T his revolver is said to have originally belonged to Josias M. "Si "Tanner, who claimed that it once belonged to Soapy. The gun was later acquired by Harriet Pullen and showcased in the  famed Harriet Pullen Collection. Engraved on the butt of the gun are J. M. Tanner Deputy U.S. Marshal . On the gun butt, near the hammer, it is engraved Soapy Smith and H.S. Pullen 1898 . The gun used to reside in a retail shop in Skagway on display in a glass case along with other Soapy mementos and the Colt manufacturing paperwork. It is owned by Maxine Selmer. The fact that the gun may have belonged to Tanner does cast some doubt on whether it was actually once owned by Soapy. Tanner has been accused of giving away several guns to people, claiming that they were once owned by the legendary bad man. The authenticity of this revolver remains a mystery.

Authenticity rating : Slight to Possible.


This revolver is said to have belonged to Soapy and obtained by partner John Clancy in Skagway, Alaska, and passed down to John 's son Frank J. Clancy. The serial number indicates a manufacture year of 1891 but the grips are replacements made after 1895.


The write-up published with this photograph in the September, 1957 issue of Alaska Sportsman magazine runs parallel to the general assumption held by the Soapy Smith Preservation Trust, "Soapy Smith, an expert gunman though not a killer, probably never saw so many guns as the owners have claimed were once his."

Another angle of the Clancy revolver
Clancy revolver and brass knuckles said to be Soapy's



Another angle of the Clancy revolver along with the holster and two brass knuckles that supposedly belonged to Soapy Smith, published in the March, 1958 issue of Alaska Sportsman magazine. The whereabouts of these items are unknown.

Authenticity Rating : Possible

The Rev. Sinclair Derringer

T his is a photograph of a Colt Model 3 Derringer .41 rim-fire that appears in Mission: Klondike , the story of Reverend John A. Sinclair 's adventures in Alaska and the Klondike during the gold rush, written by the Reverend 's son in 1978. The derringer is said to have been the derringer carried by Soapy. There are two stories in the same book as to how he obtained the gun. In one chapter it is explained that in lieu of payment for his services in the burial of Soapy, he asked for some personal memento of Soapy 's. A vigilante gave him this gun and said it was Soapy 's. However, the caption with the photograph states that the gun was given to Reverend Sinclair by the widow Smith.

It is unlikely that this gun was Soapy 's. The main reasoning behind this is that it is a rim-fire derringer made in the early 1870 's. In 1898, the main cartridge used were center-fire. The mere fact that Soapy might have owned such an outdated gun is foolish. Obtaining ammo for a rim-fire derringer in Alaska and the Klondike would have to be next to impossible. It is believed that the Reverend was duped into accepting a worthless relic as payment for his labor.

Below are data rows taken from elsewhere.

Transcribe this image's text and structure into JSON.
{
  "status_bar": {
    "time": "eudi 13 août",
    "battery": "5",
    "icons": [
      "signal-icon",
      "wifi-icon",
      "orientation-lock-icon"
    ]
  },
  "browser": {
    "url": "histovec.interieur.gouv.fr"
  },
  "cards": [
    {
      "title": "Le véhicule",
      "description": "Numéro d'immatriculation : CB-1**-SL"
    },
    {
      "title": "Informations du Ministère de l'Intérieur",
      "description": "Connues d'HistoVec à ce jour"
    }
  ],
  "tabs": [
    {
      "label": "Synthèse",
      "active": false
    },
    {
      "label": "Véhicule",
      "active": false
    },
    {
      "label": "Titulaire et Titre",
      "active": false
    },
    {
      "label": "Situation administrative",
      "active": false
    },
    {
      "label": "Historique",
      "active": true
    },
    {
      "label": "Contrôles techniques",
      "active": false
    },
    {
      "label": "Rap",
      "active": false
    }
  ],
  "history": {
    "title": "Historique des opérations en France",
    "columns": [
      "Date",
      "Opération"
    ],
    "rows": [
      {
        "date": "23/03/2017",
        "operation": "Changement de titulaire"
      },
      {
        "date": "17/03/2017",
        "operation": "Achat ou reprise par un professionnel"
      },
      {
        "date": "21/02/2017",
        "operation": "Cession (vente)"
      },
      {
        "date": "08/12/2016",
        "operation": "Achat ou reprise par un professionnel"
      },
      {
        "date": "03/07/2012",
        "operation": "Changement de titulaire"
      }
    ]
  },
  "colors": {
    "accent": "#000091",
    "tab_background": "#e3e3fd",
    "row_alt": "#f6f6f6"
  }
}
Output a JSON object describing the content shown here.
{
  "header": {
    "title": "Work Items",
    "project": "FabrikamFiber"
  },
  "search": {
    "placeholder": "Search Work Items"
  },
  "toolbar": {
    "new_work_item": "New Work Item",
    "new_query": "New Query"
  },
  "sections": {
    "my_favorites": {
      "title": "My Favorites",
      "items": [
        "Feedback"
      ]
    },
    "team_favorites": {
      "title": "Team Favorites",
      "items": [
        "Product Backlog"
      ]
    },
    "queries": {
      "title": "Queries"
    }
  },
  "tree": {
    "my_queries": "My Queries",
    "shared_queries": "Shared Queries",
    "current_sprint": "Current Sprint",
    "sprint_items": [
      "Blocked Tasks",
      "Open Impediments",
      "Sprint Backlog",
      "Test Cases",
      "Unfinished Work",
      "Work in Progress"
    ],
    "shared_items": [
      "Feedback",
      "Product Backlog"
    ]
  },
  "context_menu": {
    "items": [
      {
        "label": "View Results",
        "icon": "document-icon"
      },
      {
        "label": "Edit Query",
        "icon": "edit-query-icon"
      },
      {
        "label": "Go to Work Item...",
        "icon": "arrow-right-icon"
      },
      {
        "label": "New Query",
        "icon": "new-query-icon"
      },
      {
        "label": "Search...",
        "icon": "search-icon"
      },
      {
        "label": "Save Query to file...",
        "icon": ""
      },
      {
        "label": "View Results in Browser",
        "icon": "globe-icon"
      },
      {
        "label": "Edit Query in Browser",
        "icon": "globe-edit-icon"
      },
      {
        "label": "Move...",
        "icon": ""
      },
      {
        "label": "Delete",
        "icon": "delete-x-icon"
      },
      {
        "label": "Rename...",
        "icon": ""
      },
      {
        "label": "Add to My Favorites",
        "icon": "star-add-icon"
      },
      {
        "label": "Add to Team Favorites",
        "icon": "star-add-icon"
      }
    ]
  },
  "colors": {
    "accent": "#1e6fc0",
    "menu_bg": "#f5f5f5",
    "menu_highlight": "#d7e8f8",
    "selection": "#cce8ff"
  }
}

Authenticity Rating: Slight to None.

The Zeug revolver

This Colt model 1877 double-action .38 caliber revolver (SN#93432) was manufactured in 1893 and is owned by gun collector Larry Zeug. It is engraved "Soapy Smith Denver "on the back-strap. On the inside of the ivory grip is the faint pencil name "Jeff."Gunsmiths were known to write the name of their customer on the inside grips in order to make sure the right grips were placed on the right gun. It is improbable that Soapy himself would have had the engraving done, neither would a friend have done so, as only Soapy 's enemies and the newspapers called him "Soapy."It is possible that rather than being given to Soapy, that Soapy may have given, loaned, or pawned the revolver to someone, perhaps pawned in a gambling house, and a later owner engraved the back-strap. Other than the engraving and name inside there is no provenance that it belonged to Soapy Smith.

The Zeug revolver


The back-strap showing the "Soapy Smith Denver "engraving.